Por qué el Rey Juan Carlos ha dicho basta
El monarca desterrado lanza un mensaje necesario aprovechando los excesos de un cantamañanas
En España sale más barato insultar al Rey que criticar a Bildu y el asfixiante ecosistema sanchista considera razonable la indulgencia con Puigdemont, Otegi o Junqueras, pero no con el señor que, entre algunas sombras evidentes, encendió las luces de la democracia.
Del antiguo Jefe del Estado y arquitecto de la Transición, en compañía de otro puñado de personas que merecen el título oficioso de padres de la patria, puede decirse de todo y en el tono más amargo, despectivo e insultante, que tendrá premio en las televisiones donde tipos como Revilla, un cantamañanas con trienios, prosperan y se vienen a arriba.
Los mismos que se ofenden si recuerdas que Otegi fue terrorista, que ETA desapareció, pero sus sucursales reescriben la historia con tinta de sangre, que Sánchez le debe la Presidencia a un golpista con ganas de reincidir o que el Gobierno de España es un títere del nacionalpopulismo vicepresidido por una señora que pidió en su día guillotinar a un Rey; se ponen estupendos y exigentes con un Rey anciano y exiliado, sin condena alguna, que ya ha pagado con una abdicación y un destierro su falta de probidad.
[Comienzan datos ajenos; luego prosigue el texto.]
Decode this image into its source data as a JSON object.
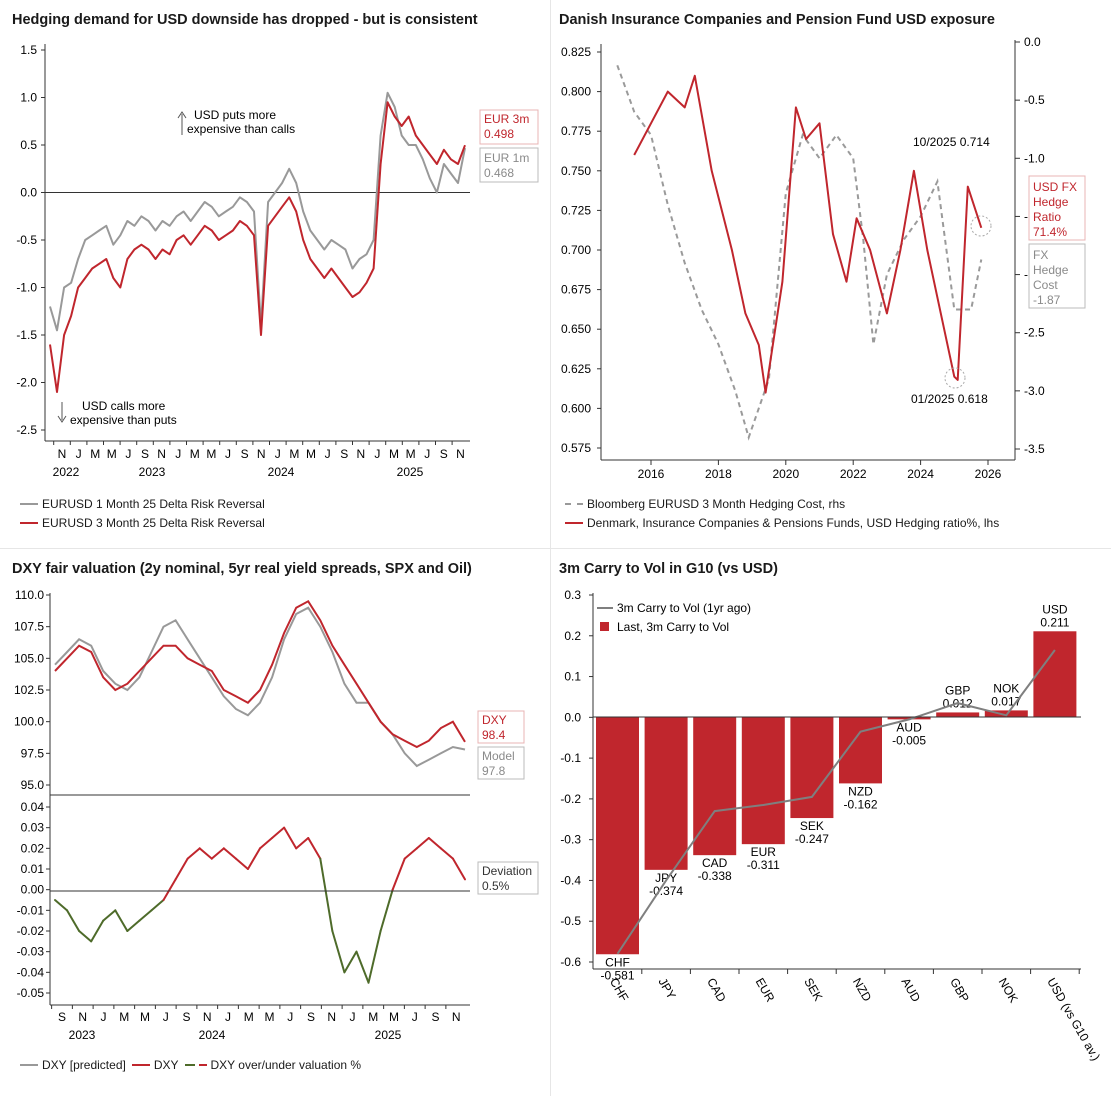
{
  "chart_data": [
    {
      "type": "line",
      "title": "Hedging demand for USD downside has dropped - but is consistent",
      "y_ticks": [
        "1.5",
        "1.0",
        "0.5",
        "0.0",
        "-0.5",
        "-1.0",
        "-1.5",
        "-2.0",
        "-2.5"
      ],
      "ylim": [
        -2.5,
        1.5
      ],
      "x_month_ticks": [
        "N",
        "J",
        "M",
        "M",
        "J",
        "S",
        "N",
        "J",
        "M",
        "M",
        "J",
        "S",
        "N",
        "J",
        "M",
        "M",
        "J",
        "S",
        "N",
        "J",
        "M",
        "M",
        "J",
        "S",
        "N"
      ],
      "x_year_labels": [
        "2022",
        "2023",
        "2024",
        "2025"
      ],
      "annotations": {
        "up_line1": "USD puts more",
        "up_line2": "expensive than calls",
        "down_line1": "USD calls more",
        "down_line2": "expensive than puts"
      },
      "end_labels": {
        "eur3m_name": "EUR 3m",
        "eur3m_value": "0.498",
        "eur1m_name": "EUR 1m",
        "eur1m_value": "0.468"
      },
      "series": [
        {
          "name": "EURUSD 1 Month 25 Delta Risk Reversal",
          "color": "#999999",
          "values": [
            -1.2,
            -1.45,
            -1.0,
            -0.95,
            -0.7,
            -0.5,
            -0.45,
            -0.4,
            -0.35,
            -0.55,
            -0.45,
            -0.3,
            -0.35,
            -0.25,
            -0.3,
            -0.4,
            -0.3,
            -0.35,
            -0.25,
            -0.2,
            -0.3,
            -0.2,
            -0.1,
            -0.15,
            -0.25,
            -0.2,
            -0.15,
            -0.05,
            -0.1,
            -0.2,
            -1.4,
            -0.1,
            0.0,
            0.1,
            0.25,
            0.1,
            -0.2,
            -0.4,
            -0.5,
            -0.6,
            -0.5,
            -0.55,
            -0.6,
            -0.8,
            -0.7,
            -0.65,
            -0.5,
            0.6,
            1.05,
            0.9,
            0.6,
            0.5,
            0.5,
            0.35,
            0.15,
            0.0,
            0.3,
            0.2,
            0.1,
            0.468
          ]
        },
        {
          "name": "EURUSD 3 Month 25 Delta Risk Reversal",
          "color": "#c0262d",
          "values": [
            -1.6,
            -2.1,
            -1.5,
            -1.3,
            -1.0,
            -0.9,
            -0.8,
            -0.75,
            -0.7,
            -0.9,
            -1.0,
            -0.7,
            -0.6,
            -0.55,
            -0.6,
            -0.7,
            -0.6,
            -0.65,
            -0.5,
            -0.45,
            -0.55,
            -0.45,
            -0.35,
            -0.4,
            -0.5,
            -0.45,
            -0.4,
            -0.3,
            -0.35,
            -0.45,
            -1.5,
            -0.35,
            -0.25,
            -0.15,
            -0.05,
            -0.2,
            -0.5,
            -0.7,
            -0.8,
            -0.9,
            -0.8,
            -0.9,
            -1.0,
            -1.1,
            -1.05,
            -0.95,
            -0.8,
            0.3,
            0.95,
            0.8,
            0.7,
            0.8,
            0.6,
            0.5,
            0.4,
            0.3,
            0.45,
            0.35,
            0.3,
            0.498
          ]
        }
      ],
      "legend_position": "bottom"
    },
    {
      "type": "line",
      "title": "Danish Insurance Companies and Pension Fund USD exposure",
      "y_left_ticks": [
        "0.825",
        "0.800",
        "0.775",
        "0.750",
        "0.725",
        "0.700",
        "0.675",
        "0.650",
        "0.625",
        "0.600",
        "0.575"
      ],
      "y_right_ticks": [
        "0.0",
        "-0.5",
        "-1.0",
        "-1.5",
        "-2.0",
        "-2.5",
        "-3.0",
        "-3.5"
      ],
      "x_ticks": [
        "2016",
        "2018",
        "2020",
        "2022",
        "2024",
        "2026"
      ],
      "ylim_left": [
        0.575,
        0.825
      ],
      "ylim_right": [
        -3.5,
        0.0
      ],
      "annotations": {
        "high": "10/2025 0.714",
        "low": "01/2025 0.618"
      },
      "end_labels": {
        "ratio_l1": "USD FX",
        "ratio_l2": "Hedge",
        "ratio_l3": "Ratio",
        "ratio_value": "71.4%",
        "cost_l1": "FX",
        "cost_l2": "Hedge",
        "cost_l3": "Cost",
        "cost_value": "-1.87"
      },
      "series": [
        {
          "name": "Bloomberg EURUSD 3 Month Hedging Cost, rhs",
          "color": "#9a9a9a",
          "axis": "right",
          "x": [
            2015.0,
            2015.5,
            2016.0,
            2016.5,
            2017.0,
            2017.5,
            2018.0,
            2018.5,
            2018.9,
            2019.5,
            2020.0,
            2020.5,
            2021.0,
            2021.5,
            2022.0,
            2022.3,
            2022.6,
            2023.0,
            2023.5,
            2024.0,
            2024.5,
            2025.0,
            2025.5,
            2025.8
          ],
          "values": [
            -0.2,
            -0.6,
            -0.8,
            -1.4,
            -1.9,
            -2.3,
            -2.6,
            -3.0,
            -3.4,
            -2.9,
            -1.3,
            -0.8,
            -1.0,
            -0.8,
            -1.0,
            -1.7,
            -2.6,
            -2.0,
            -1.7,
            -1.5,
            -1.2,
            -2.3,
            -2.3,
            -1.87
          ]
        },
        {
          "name": "Denmark, Insurance Companies & Pensions Funds, USD Hedging ratio%, lhs",
          "color": "#c0262d",
          "axis": "left",
          "x": [
            2015.5,
            2016.0,
            2016.5,
            2017.0,
            2017.3,
            2017.8,
            2018.4,
            2018.8,
            2019.2,
            2019.4,
            2019.9,
            2020.3,
            2020.6,
            2021.0,
            2021.4,
            2021.8,
            2022.1,
            2022.5,
            2023.0,
            2023.4,
            2023.8,
            2024.2,
            2024.6,
            2025.0,
            2025.1,
            2025.4,
            2025.8
          ],
          "values": [
            0.76,
            0.78,
            0.8,
            0.79,
            0.81,
            0.75,
            0.7,
            0.66,
            0.64,
            0.61,
            0.68,
            0.79,
            0.77,
            0.78,
            0.71,
            0.68,
            0.72,
            0.7,
            0.66,
            0.7,
            0.75,
            0.7,
            0.66,
            0.62,
            0.618,
            0.74,
            0.714
          ]
        }
      ],
      "legend_position": "bottom"
    },
    {
      "type": "line",
      "title": "DXY fair valuation (2y nominal, 5yr real yield spreads, SPX and Oil)",
      "upper_y_ticks": [
        "110.0",
        "107.5",
        "105.0",
        "102.5",
        "100.0",
        "97.5",
        "95.0"
      ],
      "lower_y_ticks": [
        "0.04",
        "0.03",
        "0.02",
        "0.01",
        "0.00",
        "-0.01",
        "-0.02",
        "-0.03",
        "-0.04",
        "-0.05"
      ],
      "x_month_ticks": [
        "S",
        "N",
        "J",
        "M",
        "M",
        "J",
        "S",
        "N",
        "J",
        "M",
        "M",
        "J",
        "S",
        "N",
        "J",
        "M",
        "M",
        "J",
        "S",
        "N"
      ],
      "x_year_labels": [
        "2023",
        "2024",
        "2025"
      ],
      "end_labels": {
        "dxy_name": "DXY",
        "dxy_value": "98.4",
        "model_name": "Model",
        "model_value": "97.8",
        "dev_name": "Deviation",
        "dev_value": "0.5%"
      },
      "series": [
        {
          "name": "DXY [predicted]",
          "color": "#999999",
          "values": [
            104.5,
            105.5,
            106.5,
            106.0,
            104.0,
            103.0,
            102.5,
            103.5,
            105.5,
            107.5,
            108.0,
            106.5,
            105.0,
            103.5,
            102.0,
            101.0,
            100.5,
            101.5,
            103.5,
            106.5,
            108.5,
            109.0,
            107.5,
            105.5,
            103.0,
            101.5,
            101.5,
            100.0,
            99.0,
            97.5,
            96.5,
            97.0,
            97.5,
            98.0,
            97.8
          ]
        },
        {
          "name": "DXY",
          "color": "#c0262d",
          "values": [
            104.0,
            105.0,
            106.0,
            105.5,
            103.5,
            102.5,
            103.0,
            104.0,
            105.0,
            106.0,
            106.0,
            105.0,
            104.5,
            104.0,
            102.5,
            102.0,
            101.5,
            102.5,
            104.5,
            107.0,
            109.0,
            109.5,
            108.0,
            106.0,
            104.5,
            103.0,
            101.5,
            100.0,
            99.0,
            98.5,
            98.0,
            98.5,
            99.5,
            100.0,
            98.4
          ]
        },
        {
          "name": "DXY over/under valuation %",
          "color": "#4e6b2a",
          "values": [
            -0.005,
            -0.01,
            -0.02,
            -0.025,
            -0.015,
            -0.01,
            -0.02,
            -0.015,
            -0.01,
            -0.005,
            0.005,
            0.015,
            0.02,
            0.015,
            0.02,
            0.015,
            0.01,
            0.02,
            0.025,
            0.03,
            0.02,
            0.025,
            0.015,
            -0.02,
            -0.04,
            -0.03,
            -0.045,
            -0.02,
            0.0,
            0.015,
            0.02,
            0.025,
            0.02,
            0.015,
            0.005
          ]
        }
      ],
      "legend_position": "bottom"
    },
    {
      "type": "bar",
      "title": "3m Carry to Vol in G10 (vs USD)",
      "categories": [
        "CHF",
        "JPY",
        "CAD",
        "EUR",
        "SEK",
        "NZD",
        "AUD",
        "GBP",
        "NOK",
        "USD (vs G10 av.)"
      ],
      "bar_labels": [
        "CHF",
        "JPY",
        "CAD",
        "EUR",
        "SEK",
        "NZD",
        "AUD",
        "GBP",
        "NOK",
        "USD"
      ],
      "value_labels": [
        "-0.581",
        "-0.374",
        "-0.338",
        "-0.311",
        "-0.247",
        "-0.162",
        "-0.005",
        "0.012",
        "0.017",
        "0.211"
      ],
      "y_ticks": [
        "0.3",
        "0.2",
        "0.1",
        "0.0",
        "-0.1",
        "-0.2",
        "-0.3",
        "-0.4",
        "-0.5",
        "-0.6"
      ],
      "ylim": [
        -0.6,
        0.3
      ],
      "series": [
        {
          "name": "Last, 3m Carry to Vol",
          "color": "#c0262d",
          "values": [
            -0.581,
            -0.374,
            -0.338,
            -0.311,
            -0.247,
            -0.162,
            -0.005,
            0.012,
            0.017,
            0.211
          ]
        },
        {
          "name": "3m Carry to Vol (1yr ago)",
          "color": "#7f7f7f",
          "values": [
            -0.58,
            -0.4,
            -0.23,
            -0.215,
            -0.195,
            -0.035,
            -0.005,
            0.035,
            0.005,
            0.165
          ]
        }
      ],
      "legend_position": "top-left"
    }
  ]
}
La persecución a Juan Carlos I nunca ha sido inocente: se trataba de demoler la Transición y, con ella, el llamado «Régimen del 78», para abrir un nuevo periodo constituyente que Sánchez de hecho ya perpetra sin decirlo, por la puerta de atrás, desmontando la Constitución tacita a tacita para abonar el impuesto revolucionario de sus socios, dotarse a sí mismo de impunidad y poner las bases para eternizarse.
Ese es el paisaje donde proliferan tontos útiles como Revilla, un antiguo falangista reciclado en campechano que se hizo famoso regalando anchoas y dándole a las televisiones la mercancía que necesitaban de él para adornar sus espectáculos: siempre que era necesario, allí iba el tuercebotas lenguaraz a pedirle a un presentador que le agarrara el cubata para decir la burrada necesaria para la función.
Que don Juan Carlos le haya elegido a él para lanzar el mensaje de que hasta un Rey puede defender su honor no debe ser casual: si pones en el disparadero a un cargo público célebre, todo el mundo va a entender el recado.
Es lógico que la Casa Real se desmarque, con la velocidad acostumbrada en estos casos, para proteger lo primero que ha de proteger un Rey, que es la continuidad de la Monarquía: no puede mojarse en casi nada, sobre todo si diluvian chuzos de punta antisistema.
Pero es igual de razonable que el padre de Felipe VI diga hasta aquí hemos llegado y recuerde que ya ha pagado por sus pecados, pero no ha cobrado su recompensa por los servicios prestados, que son muchos e infinitamente superiores a sus errores. Quizá todo se resuma en una petición sutil que un país capaz de indultar y amnistiar a los peores de la clase podría asumir sin problemas: dejarle morir en casa, con los honores merecidos y la indulgencia recomendable con los símbolos de un tiempo mejor.